Gezeitenwende

Es gilt das gesprochene Wort - Albert Borchardt, Mittwoch 09.Juni 2021 - DIE LINKE im Rat der Stadt Eschweiler


Wir schauen schon wieder auf ein sehr bewegtes Jahr zurück und in eine unsichere  Zukunft mit vielen Risikien, die durchaus auch für unsere Stadt Auswirkungen haben wird, und ich meine nicht nur die kommende Bundestagswahl.
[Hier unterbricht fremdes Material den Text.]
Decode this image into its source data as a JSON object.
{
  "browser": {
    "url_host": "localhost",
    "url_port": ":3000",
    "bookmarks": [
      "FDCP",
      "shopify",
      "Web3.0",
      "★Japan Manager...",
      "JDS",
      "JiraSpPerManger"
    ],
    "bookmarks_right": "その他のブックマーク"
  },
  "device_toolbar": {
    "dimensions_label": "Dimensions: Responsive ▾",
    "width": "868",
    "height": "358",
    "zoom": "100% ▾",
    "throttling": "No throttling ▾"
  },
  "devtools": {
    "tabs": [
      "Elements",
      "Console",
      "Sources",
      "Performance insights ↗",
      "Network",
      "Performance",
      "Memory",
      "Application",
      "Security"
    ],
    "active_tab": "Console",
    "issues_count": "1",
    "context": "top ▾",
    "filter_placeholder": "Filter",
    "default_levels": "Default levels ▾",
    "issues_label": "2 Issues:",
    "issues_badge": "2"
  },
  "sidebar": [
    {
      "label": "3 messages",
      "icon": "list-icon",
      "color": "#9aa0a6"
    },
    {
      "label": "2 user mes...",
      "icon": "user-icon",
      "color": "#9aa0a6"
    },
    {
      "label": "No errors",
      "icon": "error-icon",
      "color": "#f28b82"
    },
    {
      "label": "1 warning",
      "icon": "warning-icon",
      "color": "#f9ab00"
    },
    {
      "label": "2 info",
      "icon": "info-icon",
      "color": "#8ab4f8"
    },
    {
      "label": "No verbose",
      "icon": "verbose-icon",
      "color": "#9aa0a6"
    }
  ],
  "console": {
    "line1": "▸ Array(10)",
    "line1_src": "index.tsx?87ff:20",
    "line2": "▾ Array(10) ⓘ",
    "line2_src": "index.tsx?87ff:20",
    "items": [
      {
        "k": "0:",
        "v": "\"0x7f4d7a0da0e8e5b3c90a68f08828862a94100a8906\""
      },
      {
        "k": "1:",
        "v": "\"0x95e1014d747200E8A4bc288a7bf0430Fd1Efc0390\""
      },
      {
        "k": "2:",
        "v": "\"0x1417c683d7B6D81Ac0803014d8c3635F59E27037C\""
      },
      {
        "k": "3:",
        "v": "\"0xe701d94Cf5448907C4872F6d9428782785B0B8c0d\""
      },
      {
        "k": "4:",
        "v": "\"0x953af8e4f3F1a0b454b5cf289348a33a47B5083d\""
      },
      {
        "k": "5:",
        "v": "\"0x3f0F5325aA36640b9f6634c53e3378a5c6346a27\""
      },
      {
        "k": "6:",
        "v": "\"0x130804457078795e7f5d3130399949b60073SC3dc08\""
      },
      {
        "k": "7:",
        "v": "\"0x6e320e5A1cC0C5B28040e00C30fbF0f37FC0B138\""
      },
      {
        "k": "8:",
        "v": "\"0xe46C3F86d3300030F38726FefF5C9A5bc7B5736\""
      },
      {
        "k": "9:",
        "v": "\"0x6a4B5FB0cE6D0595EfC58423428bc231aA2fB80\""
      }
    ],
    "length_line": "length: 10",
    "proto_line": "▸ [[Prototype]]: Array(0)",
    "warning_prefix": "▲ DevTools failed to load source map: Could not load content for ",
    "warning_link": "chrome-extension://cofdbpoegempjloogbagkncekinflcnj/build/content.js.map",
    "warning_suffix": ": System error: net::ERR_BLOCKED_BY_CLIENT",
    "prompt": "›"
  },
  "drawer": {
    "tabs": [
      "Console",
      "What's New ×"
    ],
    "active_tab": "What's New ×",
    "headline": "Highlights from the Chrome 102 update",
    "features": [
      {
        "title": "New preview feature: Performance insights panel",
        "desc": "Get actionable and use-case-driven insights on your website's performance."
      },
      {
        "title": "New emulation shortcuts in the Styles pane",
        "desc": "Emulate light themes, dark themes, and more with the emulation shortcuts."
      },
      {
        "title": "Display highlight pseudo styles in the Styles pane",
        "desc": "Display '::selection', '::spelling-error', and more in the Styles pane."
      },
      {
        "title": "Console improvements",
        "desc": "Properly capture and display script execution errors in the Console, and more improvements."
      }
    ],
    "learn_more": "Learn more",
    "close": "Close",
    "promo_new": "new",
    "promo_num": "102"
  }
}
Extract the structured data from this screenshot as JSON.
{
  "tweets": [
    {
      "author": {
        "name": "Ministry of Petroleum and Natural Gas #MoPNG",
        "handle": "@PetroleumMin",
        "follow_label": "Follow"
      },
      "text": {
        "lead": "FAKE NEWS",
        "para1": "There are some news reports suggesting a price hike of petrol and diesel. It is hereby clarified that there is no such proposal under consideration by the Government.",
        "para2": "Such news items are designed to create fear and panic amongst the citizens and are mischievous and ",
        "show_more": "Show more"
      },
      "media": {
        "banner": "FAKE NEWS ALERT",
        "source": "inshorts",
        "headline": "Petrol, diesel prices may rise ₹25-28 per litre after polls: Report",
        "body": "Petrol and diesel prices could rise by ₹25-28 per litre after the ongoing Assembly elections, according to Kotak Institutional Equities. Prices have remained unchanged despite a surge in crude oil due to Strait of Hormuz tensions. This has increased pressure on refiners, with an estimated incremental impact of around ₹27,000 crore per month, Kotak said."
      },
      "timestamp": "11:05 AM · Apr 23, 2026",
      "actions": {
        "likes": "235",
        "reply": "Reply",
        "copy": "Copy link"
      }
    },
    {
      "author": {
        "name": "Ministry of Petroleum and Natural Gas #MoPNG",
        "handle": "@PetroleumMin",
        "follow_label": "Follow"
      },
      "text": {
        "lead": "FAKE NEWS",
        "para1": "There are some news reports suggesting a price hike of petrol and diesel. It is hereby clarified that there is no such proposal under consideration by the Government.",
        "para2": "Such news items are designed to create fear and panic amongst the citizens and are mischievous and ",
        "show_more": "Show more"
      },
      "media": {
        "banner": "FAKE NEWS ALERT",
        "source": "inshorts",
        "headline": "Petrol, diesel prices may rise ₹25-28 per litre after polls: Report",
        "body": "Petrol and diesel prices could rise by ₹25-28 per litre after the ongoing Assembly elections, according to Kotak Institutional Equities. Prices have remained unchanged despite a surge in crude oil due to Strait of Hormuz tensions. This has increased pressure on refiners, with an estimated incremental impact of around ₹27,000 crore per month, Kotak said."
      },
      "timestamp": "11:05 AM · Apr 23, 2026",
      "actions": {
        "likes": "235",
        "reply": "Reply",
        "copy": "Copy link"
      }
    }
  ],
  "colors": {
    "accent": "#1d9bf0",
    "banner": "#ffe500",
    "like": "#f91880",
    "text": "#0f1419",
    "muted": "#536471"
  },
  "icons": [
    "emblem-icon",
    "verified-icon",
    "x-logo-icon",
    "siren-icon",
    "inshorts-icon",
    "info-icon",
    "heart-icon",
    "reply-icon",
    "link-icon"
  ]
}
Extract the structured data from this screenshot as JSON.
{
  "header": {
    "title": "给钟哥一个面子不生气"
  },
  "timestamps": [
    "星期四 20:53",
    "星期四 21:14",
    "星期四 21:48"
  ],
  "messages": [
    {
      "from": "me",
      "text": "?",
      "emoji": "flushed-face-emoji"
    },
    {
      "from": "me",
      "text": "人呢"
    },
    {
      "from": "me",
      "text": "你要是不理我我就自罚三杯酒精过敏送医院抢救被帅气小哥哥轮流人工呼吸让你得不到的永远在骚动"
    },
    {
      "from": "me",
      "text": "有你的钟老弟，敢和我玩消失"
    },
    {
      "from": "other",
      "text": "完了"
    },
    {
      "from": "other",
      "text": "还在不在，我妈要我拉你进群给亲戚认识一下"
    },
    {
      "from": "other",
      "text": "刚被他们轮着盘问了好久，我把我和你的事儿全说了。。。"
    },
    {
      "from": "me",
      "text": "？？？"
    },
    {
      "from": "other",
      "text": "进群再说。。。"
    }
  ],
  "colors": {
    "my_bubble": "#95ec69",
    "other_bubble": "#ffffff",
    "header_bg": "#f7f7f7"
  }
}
Normalerweise stellt eine Kommunalwahl und der Wechsel an der Spitze der Verwaltung eine Zäsur dar. Doch andere Ereignisse haben eine vieltiefgreifendere Veränderung und werden sie noch haben.
Eschweiler hat nach der Kommunalwahl seine Unschuld verloren, erstmals sitzt eine faschistische Partei im Stadtrat. Damit hier niemand einen Zweifel hegt "Faschismus ist keine Meinung und auch keine Gesinnung – sondern ein Verbrechen".
Demokratisch gewählt, heißt noch lange nicht, dass es sich um eine demokratische Partei handelt. Das Handeln bis jetzt und die Äußerungen zu einzelnen Themen durch diese Partei bestärken nur den Eindruck.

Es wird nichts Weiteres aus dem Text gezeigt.